What is the solution? I'm not sure. The good old boy system remains so incredibly entrenched. Even women face daunting hurdles in reaching leadership positions in large firms. My former classmate, Elizabeth B. Lacy, the first woman to serve on the Supreme Court of Virginia, remains concerned about the relative scarcity of women on the bench and at the helm of law firms and has said the following on the situation on women in large law firms:

"The larger law firms in this country have a tremendous impact in a number of different ways," she said. For one, they have access to the legislative halls, which gives them influence on the direction of the justice system and legal profession. "Women need to be part of this." In addition to the perspectives they contribute to issues, the presence of women in leadership and on the bench has a "hugely symbolic aspect," she said."How many young black men now think they can be president, when they didn't think that before?"

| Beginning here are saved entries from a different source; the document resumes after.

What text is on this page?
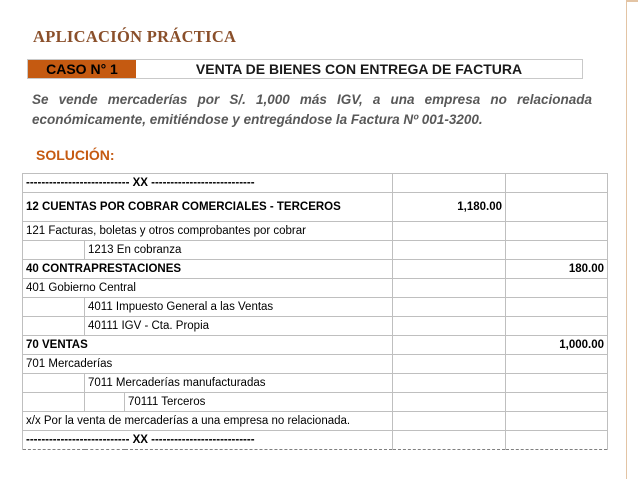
APLICACIÓN PRÁCTICA
CASO N° 1	VENTA DE BIENES CON ENTREGA DE FACTURA
Se vende mercaderías por S/. 1,000 más IGV, a una empresa no relacionada económicamente, emitiéndose y entregándose la Factura Nº 001-3200.
SOLUCIÓN:
--------------------------- XX ---------------------------				
12 CUENTAS POR COBRAR COMERCIALES - TERCEROS			1,180.00	
121 Facturas, boletas y otros comprobantes por cobrar				
	1213 En cobranza			
40 CONTRAPRESTACIONES				180.00
401 Gobierno Central				
	4011 Impuesto General a las Ventas			
	40111 IGV - Cta. Propia			
70 VENTAS				1,000.00
701 Mercaderías				
	7011 Mercaderías manufacturadas			
		70111 Terceros		
x/x Por la venta de mercaderías a una empresa no relacionada.				
--------------------------- XX ---------------------------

What is also alarming is the attitude of members of the Virginia Bar as expressed in letters to the Virginia Lawyer. Far too many seem to condemn the diversity initiative even as pathetic as it is and would like to see the effort ended. Here is a representative example of such sentiments from an attorney in Fairfax, Virginia:

I have read with growing concern the columns in Virginia Lawyer of Virginia State Bar President Manuel A. Capasalis, beginning in July and continuing in October and December, concerning his Diversity Initiative.

First, it is sophistry. It is marked by his repeated statements of urgent personal belief in "diversity" and his affront and condescension to anyone who questions his meaning or firm intention. . . . If Mr. Capsalis has evidence that the bar or the courts routinely or systematically discriminate against persons or groups based on race, sex, or national origin, let him put on his evidence and make his case as any other lawyer is required to do.

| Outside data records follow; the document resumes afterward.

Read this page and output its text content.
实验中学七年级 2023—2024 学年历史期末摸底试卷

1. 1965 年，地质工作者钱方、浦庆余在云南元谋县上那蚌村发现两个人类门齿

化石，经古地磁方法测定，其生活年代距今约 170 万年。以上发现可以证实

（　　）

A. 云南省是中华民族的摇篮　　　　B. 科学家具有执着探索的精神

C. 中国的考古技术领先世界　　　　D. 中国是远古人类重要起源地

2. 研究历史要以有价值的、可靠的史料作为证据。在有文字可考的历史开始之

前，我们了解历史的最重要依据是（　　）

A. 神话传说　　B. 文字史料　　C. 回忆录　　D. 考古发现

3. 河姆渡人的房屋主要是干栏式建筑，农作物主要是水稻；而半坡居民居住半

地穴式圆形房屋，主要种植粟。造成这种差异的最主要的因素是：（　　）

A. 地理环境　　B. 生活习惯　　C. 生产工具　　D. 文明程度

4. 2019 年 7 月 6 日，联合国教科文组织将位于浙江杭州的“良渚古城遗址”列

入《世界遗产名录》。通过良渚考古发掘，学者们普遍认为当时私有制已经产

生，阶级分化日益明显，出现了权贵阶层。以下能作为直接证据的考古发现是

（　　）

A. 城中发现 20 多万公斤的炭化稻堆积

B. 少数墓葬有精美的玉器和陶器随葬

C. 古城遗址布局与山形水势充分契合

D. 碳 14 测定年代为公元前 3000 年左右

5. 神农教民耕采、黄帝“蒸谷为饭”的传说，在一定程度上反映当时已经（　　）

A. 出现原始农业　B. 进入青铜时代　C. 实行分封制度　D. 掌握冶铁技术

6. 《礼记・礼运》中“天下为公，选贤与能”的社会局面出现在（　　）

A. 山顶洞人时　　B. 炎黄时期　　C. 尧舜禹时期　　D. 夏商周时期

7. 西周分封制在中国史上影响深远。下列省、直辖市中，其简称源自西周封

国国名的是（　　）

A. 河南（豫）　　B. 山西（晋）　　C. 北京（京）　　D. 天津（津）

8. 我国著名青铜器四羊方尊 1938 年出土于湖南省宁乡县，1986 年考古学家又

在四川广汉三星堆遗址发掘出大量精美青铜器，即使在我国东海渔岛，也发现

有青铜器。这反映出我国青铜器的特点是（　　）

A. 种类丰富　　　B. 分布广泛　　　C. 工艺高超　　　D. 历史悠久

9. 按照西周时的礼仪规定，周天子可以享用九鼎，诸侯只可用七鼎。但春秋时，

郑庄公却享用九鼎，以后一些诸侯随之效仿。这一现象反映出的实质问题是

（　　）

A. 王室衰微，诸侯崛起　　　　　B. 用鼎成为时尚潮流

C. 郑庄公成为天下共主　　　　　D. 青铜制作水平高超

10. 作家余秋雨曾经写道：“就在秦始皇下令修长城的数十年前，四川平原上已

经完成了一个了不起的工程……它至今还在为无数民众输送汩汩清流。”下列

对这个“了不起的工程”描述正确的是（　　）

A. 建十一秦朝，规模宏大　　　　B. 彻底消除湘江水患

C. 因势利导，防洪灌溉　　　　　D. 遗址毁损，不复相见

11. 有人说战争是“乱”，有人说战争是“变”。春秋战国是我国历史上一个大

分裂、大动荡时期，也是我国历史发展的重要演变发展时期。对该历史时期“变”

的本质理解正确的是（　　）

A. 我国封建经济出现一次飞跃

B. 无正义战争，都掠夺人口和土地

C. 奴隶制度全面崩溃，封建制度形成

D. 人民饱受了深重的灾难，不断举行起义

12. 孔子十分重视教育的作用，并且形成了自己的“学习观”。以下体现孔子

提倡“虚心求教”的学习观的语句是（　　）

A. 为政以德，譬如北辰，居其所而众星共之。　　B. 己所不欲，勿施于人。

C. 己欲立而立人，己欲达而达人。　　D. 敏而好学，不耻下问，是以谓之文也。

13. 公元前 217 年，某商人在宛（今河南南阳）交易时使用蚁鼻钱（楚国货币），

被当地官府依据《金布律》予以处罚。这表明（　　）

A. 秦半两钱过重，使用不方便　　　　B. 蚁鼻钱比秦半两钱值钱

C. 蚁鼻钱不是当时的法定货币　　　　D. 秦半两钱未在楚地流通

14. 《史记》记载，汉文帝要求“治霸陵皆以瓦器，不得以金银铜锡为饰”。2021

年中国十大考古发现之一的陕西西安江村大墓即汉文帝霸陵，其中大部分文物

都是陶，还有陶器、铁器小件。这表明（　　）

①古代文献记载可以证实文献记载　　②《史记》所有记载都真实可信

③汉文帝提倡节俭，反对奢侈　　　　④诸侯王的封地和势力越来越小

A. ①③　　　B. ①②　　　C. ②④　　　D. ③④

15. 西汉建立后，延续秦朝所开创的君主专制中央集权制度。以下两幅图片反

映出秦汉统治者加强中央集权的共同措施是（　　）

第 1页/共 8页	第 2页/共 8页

Mr. Capsalis offers us little glimpses at it--that it involves "taking into account gender, race, and heritage" in the administration of justice and the practice of law. But he is quick to close the curtain, noting that the "transcendent ideal of diversity" cannot be captured; it must be free to fly to the heavens or wherever it will.

I urge Mr. Capsalis to disband the Diversity Task Force, withdraw its proposals to the bar council, and cease funding or supporting it immediately. If, in his conscience, he believes that he cannot abandon this initiative, then let him have the honor and courage to resign and pursue it on his own with his own resources.

The writer wants proof?

I regularly receive calls from LGBT Virginians seeking legal counsel who report that they have been rejected as clients as soon as their sexual orientation becomes known. I even have one local Circuit Court that refers transgender individuals seeking to have their birth certificates amended to me because I am the only attorney they know who will take on that type of matter.

The sad truth is that many members of the Virginia Bar continue to be racists who also discriminate based on gender, ethnicity and sexual orientation. If there is anything wrong with the Bar's diversity effort it is that it goes nowhere near far enough in addressing the discriminatory reality of how lawyers and law firms select clients, hire new attorneys, and select firm partners, respectively.